Veut le coeur de son peuple, ou rejette ses voeux.

Céphise

Madame, et si le roi découvrait tout ce zèle ? ...

Antigone

Depuis qu'à ses secrets Antiochus m'appelle,

Qu'après la mort d'un père attachée à sa cour,

Sa tendresse pour moi redouble chaque jour, [375]

Ce que mes yeux sur lui me donnent de puissance,

Pour les malheureux juifs tente son indulgence.

Je cherche en le flattant à fléchir son courroux ;

Et je crois secourir Misaël en eux tous.

Il m'a revue ici. Ses pleurs m'ont pénétrée. [380]

Je voyais en lui seul sa patrie éplorée.

Il ne m'a point parlé de ses feux : mais hélas !

J'ai vu ce qu'il souffrait à ne m'en parler pas.

Il m'aime encor, Céphise ; il est toujours le même ;

Et je viens de t'apprendre à quel excès je l'aime. [385]

Conçois-tu mon état ? Et de quelle douleur

Les apprêts de sa mort ont dû percer mon coeur ?

J'ai crû le voir mourir dans chacun de ses frères.

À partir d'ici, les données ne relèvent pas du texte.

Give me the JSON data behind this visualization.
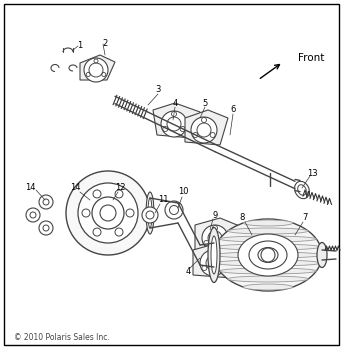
{
  "background_color": "#ffffff",
  "border_color": "#000000",
  "copyright_text": "© 2010 Polaris Sales Inc.",
  "front_label": "Front",
  "fig_width": 3.43,
  "fig_height": 3.49,
  "dpi": 100,
  "line_color": "#444444",
  "gray": "#999999",
  "dark_gray": "#333333",
  "light_gray": "#bbbbbb"
}
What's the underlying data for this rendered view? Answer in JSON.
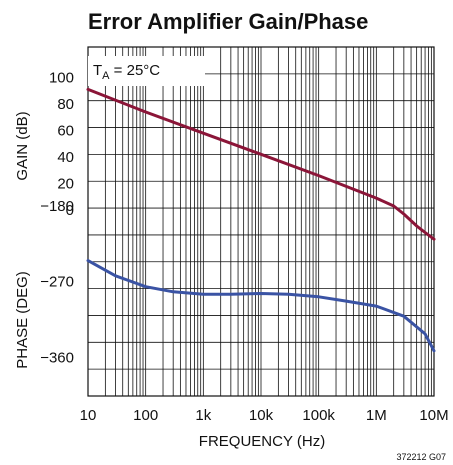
{
  "chart_data": {
    "type": "line",
    "title": "Error Amplifier Gain/Phase",
    "xlabel": "FREQUENCY (Hz)",
    "x_scale": "log",
    "xlim": [
      10,
      10000000
    ],
    "x_ticks": [
      10,
      100,
      1000,
      10000,
      100000,
      1000000,
      10000000
    ],
    "x_tick_labels": [
      "10",
      "100",
      "1k",
      "10k",
      "100k",
      "1M",
      "10M"
    ],
    "ylabel_gain": "GAIN (dB)",
    "ylabel_phase": "PHASE (DEG)",
    "gain_ticks": [
      {
        "value": 100,
        "label": "100"
      },
      {
        "value": 80,
        "label": "80"
      },
      {
        "value": 60,
        "label": "60"
      },
      {
        "value": 40,
        "label": "40"
      },
      {
        "value": 20,
        "label": "20"
      },
      {
        "value": 0,
        "label": "0"
      }
    ],
    "phase_ticks": [
      {
        "value": -180,
        "label": "−180"
      },
      {
        "value": -270,
        "label": "−270"
      },
      {
        "value": -360,
        "label": "−360"
      }
    ],
    "grid": true,
    "annotation": {
      "main": "T",
      "sub": "A",
      "rest": " = 25°C"
    },
    "figure_code": "372212 G07",
    "series": [
      {
        "name": "gain",
        "axis": "gain",
        "unit": "dB",
        "color": "#8b1538",
        "x": [
          10,
          100,
          1000,
          10000,
          100000,
          1000000,
          2000000,
          3000000,
          5000000,
          7000000,
          10000000
        ],
        "y": [
          91,
          74,
          58,
          42,
          26,
          9,
          3,
          -3,
          -12,
          -17,
          -22
        ]
      },
      {
        "name": "phase",
        "axis": "phase",
        "unit": "deg",
        "color": "#3a53a4",
        "x": [
          10,
          30,
          100,
          300,
          1000,
          3000,
          10000,
          30000,
          100000,
          300000,
          1000000,
          3000000,
          7000000,
          10000000
        ],
        "y": [
          -245,
          -263,
          -276,
          -282,
          -285,
          -285,
          -284,
          -285,
          -288,
          -293,
          -299,
          -311,
          -332,
          -352
        ]
      }
    ]
  }
}
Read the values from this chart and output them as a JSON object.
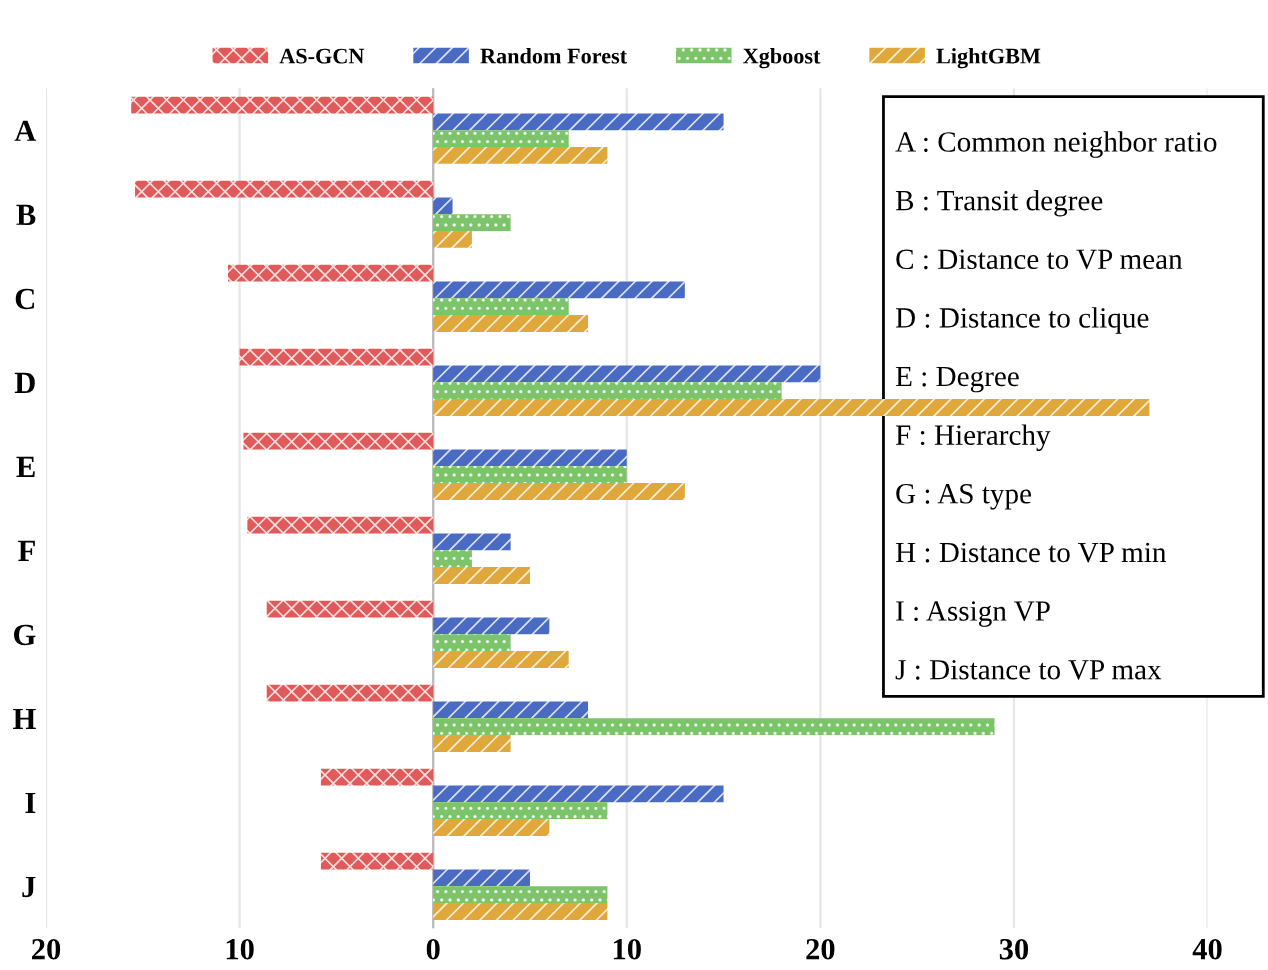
{
  "chart_data": {
    "type": "bar",
    "orientation": "horizontal",
    "categories": [
      "A",
      "B",
      "C",
      "D",
      "E",
      "F",
      "G",
      "H",
      "I",
      "J"
    ],
    "series": [
      {
        "name": "AS-GCN",
        "color": "#e05a5a",
        "values": [
          -15.6,
          -15.4,
          -10.6,
          -10,
          -9.8,
          -9.6,
          -8.6,
          -8.6,
          -5.8,
          -5.8
        ]
      },
      {
        "name": "Random Forest",
        "color": "#4a6bc4",
        "values": [
          15,
          1,
          13,
          20,
          10,
          4,
          6,
          8,
          15,
          5
        ]
      },
      {
        "name": "Xgboost",
        "color": "#7cc46a",
        "values": [
          7,
          4,
          7,
          18,
          10,
          2,
          4,
          29,
          9,
          9
        ]
      },
      {
        "name": "LightGBM",
        "color": "#e0a83a",
        "values": [
          9,
          2,
          8,
          37,
          13,
          5,
          7,
          4,
          6,
          9
        ]
      }
    ],
    "xlim": [
      -20,
      40
    ],
    "xticks": [
      {
        "value": -20,
        "label": "20"
      },
      {
        "value": -10,
        "label": "10"
      },
      0,
      10,
      20,
      30,
      40
    ],
    "grid": "x",
    "legend": "top",
    "annotations": [
      "A : Common neighbor ratio",
      "B : Transit degree",
      "C : Distance to VP mean",
      "D : Distance to clique",
      "E : Degree",
      "F : Hierarchy",
      "G : AS type",
      "H : Distance to VP min",
      "I : Assign VP",
      "J : Distance to VP max"
    ]
  }
}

Il allait suivre enfin des victimes si chères.

Je ne sais point quel dieu m'a soutenue alors : [390]

Mais un reste d'espoir redoublant mes efforts,

Du fier Antiochus l'âme s'est attendrie ;

Et Misaël et moi nous obtenons la vie.

Céphise

Par quel charme avez-vous de ce tigre irrité...

Antigone

Connais d'Antiochus quelle est la cruauté. [395]

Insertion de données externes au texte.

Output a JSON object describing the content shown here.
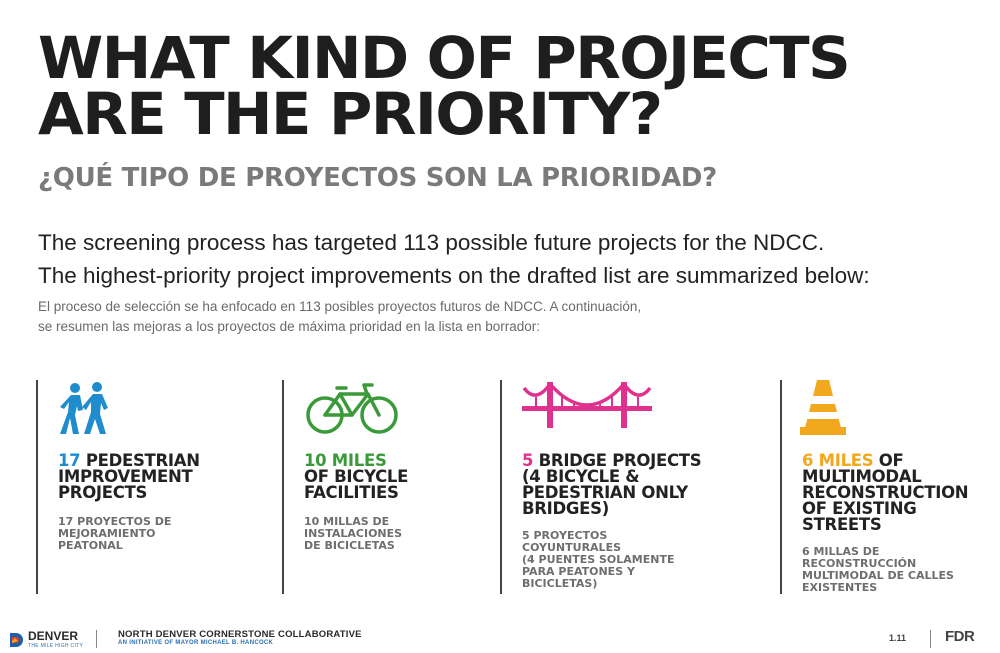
{
  "title": {
    "line1": "WHAT KIND OF PROJECTS",
    "line2": "ARE THE PRIORITY?"
  },
  "subtitle": "¿QUÉ TIPO DE PROYECTOS SON LA PRIORIDAD?",
  "intro": {
    "en_line1": "The screening process has targeted 113 possible future projects for the NDCC.",
    "en_line2": "The highest-priority project improvements on the drafted list are summarized below:",
    "es_line1": "El proceso de selección se ha enfocado en 113 posibles proyectos futuros de NDCC. A continuación,",
    "es_line2": "se resumen las mejoras a los proyectos de máxima prioridad en la lista en borrador:"
  },
  "colors": {
    "pedestrian": "#1f8ccd",
    "bicycle": "#3a9a3a",
    "bridge": "#e0318e",
    "cone": "#f2a81c"
  },
  "columns": [
    {
      "icon": "pedestrians-icon",
      "num": "17",
      "head_rest1": " PEDESTRIAN",
      "head_lines": [
        "IMPROVEMENT",
        "PROJECTS"
      ],
      "sub_lines": [
        "17 PROYECTOS DE",
        "MEJORAMIENTO",
        "PEATONAL"
      ]
    },
    {
      "icon": "bicycle-icon",
      "num": "10 MILES",
      "head_rest1": "",
      "head_lines": [
        "OF BICYCLE",
        "FACILITIES"
      ],
      "sub_lines": [
        "10 MILLAS DE",
        "INSTALACIONES",
        "DE BICICLETAS"
      ]
    },
    {
      "icon": "bridge-icon",
      "num": "5",
      "head_rest1": " BRIDGE PROJECTS",
      "head_lines": [
        "(4 BICYCLE &",
        "PEDESTRIAN ONLY",
        "BRIDGES)"
      ],
      "sub_lines": [
        "5 PROYECTOS",
        "COYUNTURALES",
        "(4 PUENTES SOLAMENTE",
        "PARA PEATONES Y",
        "BICICLETAS)"
      ]
    },
    {
      "icon": "traffic-cone-icon",
      "num": "6 MILES",
      "head_rest1": " OF",
      "head_lines": [
        "MULTIMODAL",
        "RECONSTRUCTION",
        "OF EXISTING",
        "STREETS"
      ],
      "sub_lines": [
        "6 MILLAS DE",
        "RECONSTRUCCIÓN",
        "MULTIMODAL DE CALLES",
        "EXISTENTES"
      ]
    }
  ],
  "footer": {
    "denver": "DENVER",
    "denver_tag": "THE MILE HIGH CITY",
    "collab": "NORTH DENVER CORNERSTONE COLLABORATIVE",
    "collab_sub": "AN INITIATIVE OF MAYOR MICHAEL B. HANCOCK",
    "page": "1.11",
    "firm": "FDR"
  }
}
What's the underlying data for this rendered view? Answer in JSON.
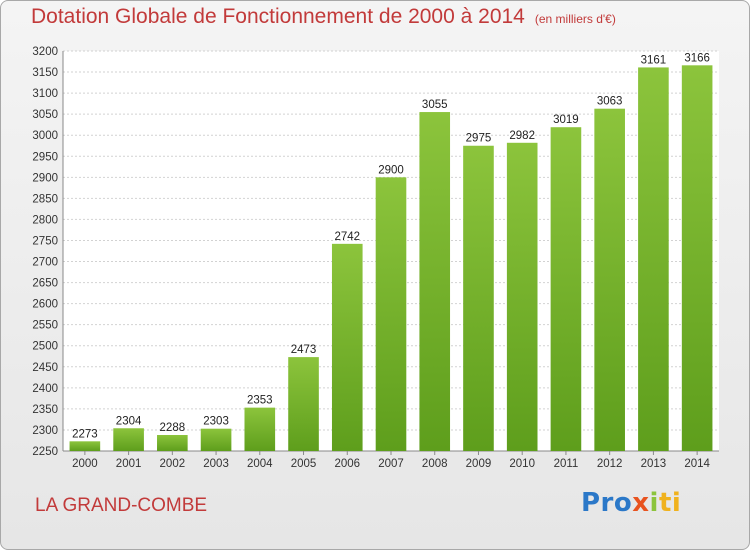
{
  "title": "Dotation Globale de Fonctionnement de 2000 à 2014",
  "unit": "(en milliers d'€)",
  "commune": "LA GRAND-COMBE",
  "logo": {
    "p1": "Pro",
    "p2": "x",
    "p3": "i",
    "p4": "ti"
  },
  "colors": {
    "bar": "#8cc43c",
    "bar_dark": "#5e9e1c",
    "title": "#c23a3a"
  },
  "chart_data": {
    "type": "bar",
    "title": "Dotation Globale de Fonctionnement de 2000 à 2014",
    "subtitle": "(en milliers d'€)",
    "categories": [
      "2000",
      "2001",
      "2002",
      "2003",
      "2004",
      "2005",
      "2006",
      "2007",
      "2008",
      "2009",
      "2010",
      "2011",
      "2012",
      "2013",
      "2014"
    ],
    "values": [
      2273,
      2304,
      2288,
      2303,
      2353,
      2473,
      2742,
      2900,
      3055,
      2975,
      2982,
      3019,
      3063,
      3161,
      3166
    ],
    "ylim": [
      2250,
      3200
    ],
    "yticks": [
      2250,
      2300,
      2350,
      2400,
      2450,
      2500,
      2550,
      2600,
      2650,
      2700,
      2750,
      2800,
      2850,
      2900,
      2950,
      3000,
      3050,
      3100,
      3150,
      3200
    ],
    "grid": true,
    "xlabel": "",
    "ylabel": ""
  }
}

Céphise, son orgueil fait seul toute sa rage.

Ne lui crois point un coeur affamé de carnage,

Qui de la soif du sang se sente dévorer,

Et qui n'ait de plaisir qu'à s'en désaltérer.

Souvent des malheureux il ressent la disgrâce. [400]

La pitié dans son coeur trouve encore sa place.